Looked at it from another angle, it’s a gritty struggle for survival. You have a ghost in your past, something dark that keeps chasing you wherever you go. To make it through this world–scarred and ruined and as hounded by the past as you are–you have to fight and destroy your way through. There were corpses and blood and broken machines wherever you go.There’s more things trying to kill you than people that can help you.
But it’s a beautiful world. Life has grown around the dead, and there is a sort of hope and nonchalance from the living people you met. People has learned to survive through everything; so has the world. So will you.

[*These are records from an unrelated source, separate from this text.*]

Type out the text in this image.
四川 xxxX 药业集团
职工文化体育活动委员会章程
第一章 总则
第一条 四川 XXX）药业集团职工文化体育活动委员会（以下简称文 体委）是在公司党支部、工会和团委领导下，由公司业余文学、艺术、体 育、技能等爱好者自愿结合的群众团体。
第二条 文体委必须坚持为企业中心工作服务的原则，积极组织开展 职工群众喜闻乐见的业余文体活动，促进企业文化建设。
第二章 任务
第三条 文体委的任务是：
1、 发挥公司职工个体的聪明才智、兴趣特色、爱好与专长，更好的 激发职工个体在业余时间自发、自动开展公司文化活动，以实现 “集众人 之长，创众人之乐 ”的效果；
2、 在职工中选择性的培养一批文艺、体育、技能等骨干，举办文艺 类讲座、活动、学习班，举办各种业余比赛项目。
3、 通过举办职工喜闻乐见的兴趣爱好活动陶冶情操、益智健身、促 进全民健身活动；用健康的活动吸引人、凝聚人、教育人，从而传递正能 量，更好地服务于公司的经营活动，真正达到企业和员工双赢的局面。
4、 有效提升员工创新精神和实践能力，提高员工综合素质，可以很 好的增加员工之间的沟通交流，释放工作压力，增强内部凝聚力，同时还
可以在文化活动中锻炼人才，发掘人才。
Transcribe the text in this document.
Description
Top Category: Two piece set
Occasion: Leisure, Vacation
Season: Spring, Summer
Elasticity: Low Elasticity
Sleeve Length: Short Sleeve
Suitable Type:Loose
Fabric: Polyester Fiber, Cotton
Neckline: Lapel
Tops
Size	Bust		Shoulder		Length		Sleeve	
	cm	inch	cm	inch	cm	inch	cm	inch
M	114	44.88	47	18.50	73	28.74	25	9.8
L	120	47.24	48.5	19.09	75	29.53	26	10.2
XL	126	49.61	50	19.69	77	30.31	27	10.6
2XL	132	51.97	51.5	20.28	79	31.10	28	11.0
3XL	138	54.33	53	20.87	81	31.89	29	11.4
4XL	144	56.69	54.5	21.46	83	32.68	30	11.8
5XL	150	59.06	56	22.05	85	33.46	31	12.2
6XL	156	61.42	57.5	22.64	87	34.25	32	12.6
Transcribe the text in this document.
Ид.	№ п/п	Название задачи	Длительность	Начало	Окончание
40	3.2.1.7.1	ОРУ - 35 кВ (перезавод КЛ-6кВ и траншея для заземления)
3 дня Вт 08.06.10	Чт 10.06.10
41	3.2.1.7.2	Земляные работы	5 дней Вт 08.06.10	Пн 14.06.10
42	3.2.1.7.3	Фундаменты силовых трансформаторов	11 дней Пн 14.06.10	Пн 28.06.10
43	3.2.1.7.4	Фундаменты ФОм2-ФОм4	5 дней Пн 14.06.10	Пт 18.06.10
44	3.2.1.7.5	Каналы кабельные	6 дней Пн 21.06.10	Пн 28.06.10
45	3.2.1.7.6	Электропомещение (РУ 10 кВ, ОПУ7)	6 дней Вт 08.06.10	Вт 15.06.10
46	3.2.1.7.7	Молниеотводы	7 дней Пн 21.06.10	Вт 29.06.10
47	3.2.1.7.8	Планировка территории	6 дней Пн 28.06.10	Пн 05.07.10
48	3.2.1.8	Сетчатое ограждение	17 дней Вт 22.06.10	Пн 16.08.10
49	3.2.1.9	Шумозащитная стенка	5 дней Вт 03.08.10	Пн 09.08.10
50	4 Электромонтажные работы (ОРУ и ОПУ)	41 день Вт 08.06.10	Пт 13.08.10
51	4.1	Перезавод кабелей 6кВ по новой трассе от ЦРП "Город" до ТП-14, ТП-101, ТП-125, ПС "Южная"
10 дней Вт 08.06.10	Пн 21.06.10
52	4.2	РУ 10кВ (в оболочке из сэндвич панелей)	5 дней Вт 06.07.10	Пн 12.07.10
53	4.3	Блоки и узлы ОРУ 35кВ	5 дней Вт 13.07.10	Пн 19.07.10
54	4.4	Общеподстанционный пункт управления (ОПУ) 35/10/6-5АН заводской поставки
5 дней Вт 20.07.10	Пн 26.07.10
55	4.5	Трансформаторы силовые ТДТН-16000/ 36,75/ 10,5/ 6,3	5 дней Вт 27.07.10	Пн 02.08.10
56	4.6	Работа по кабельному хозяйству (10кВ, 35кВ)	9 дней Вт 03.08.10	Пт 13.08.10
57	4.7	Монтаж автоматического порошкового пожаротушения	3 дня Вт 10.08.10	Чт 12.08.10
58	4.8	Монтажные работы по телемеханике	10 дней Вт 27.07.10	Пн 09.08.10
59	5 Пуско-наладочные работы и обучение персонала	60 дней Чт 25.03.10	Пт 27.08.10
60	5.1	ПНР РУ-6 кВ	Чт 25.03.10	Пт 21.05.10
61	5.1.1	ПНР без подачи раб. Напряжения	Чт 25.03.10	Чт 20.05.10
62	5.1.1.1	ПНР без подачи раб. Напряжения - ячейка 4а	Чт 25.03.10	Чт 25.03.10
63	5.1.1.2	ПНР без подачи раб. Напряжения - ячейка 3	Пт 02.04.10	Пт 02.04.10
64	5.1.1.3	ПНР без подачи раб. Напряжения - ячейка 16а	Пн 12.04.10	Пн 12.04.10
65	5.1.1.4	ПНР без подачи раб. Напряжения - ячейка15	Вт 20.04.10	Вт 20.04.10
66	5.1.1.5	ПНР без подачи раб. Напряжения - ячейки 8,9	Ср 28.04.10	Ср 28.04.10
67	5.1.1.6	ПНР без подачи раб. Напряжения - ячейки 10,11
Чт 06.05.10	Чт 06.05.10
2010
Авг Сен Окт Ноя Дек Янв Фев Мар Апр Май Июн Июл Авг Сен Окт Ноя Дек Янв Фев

So no matter how hard the game gets, no matter how many enemies are swarming me at any one time, I can always relax and take it all calmly. I always feel like I can cling to something. Hope, maybe. Relax, be patient, destroy what you have to destroy. We’ll get through this.
And when it is too much, I can just go elsewhere. I can just wander around, explore some other place, or maybe just take a walk and sooth myself. It’s a non-linear world with so many nooks and crannies. When the time comes, I’ll come back feeling better and calmer, and I find out that it really is a lot easier after the walk, after I’ve gone around and learned and experienced.
I haven’t beaten the game, admittedly. I’m taking it very slowly, with short courses throughout my days. The game has really helped me in a lot of ways.
Not everyone might feel the same about the game as I do, but Hyper Light Drifter is quite an experience. Give it a try.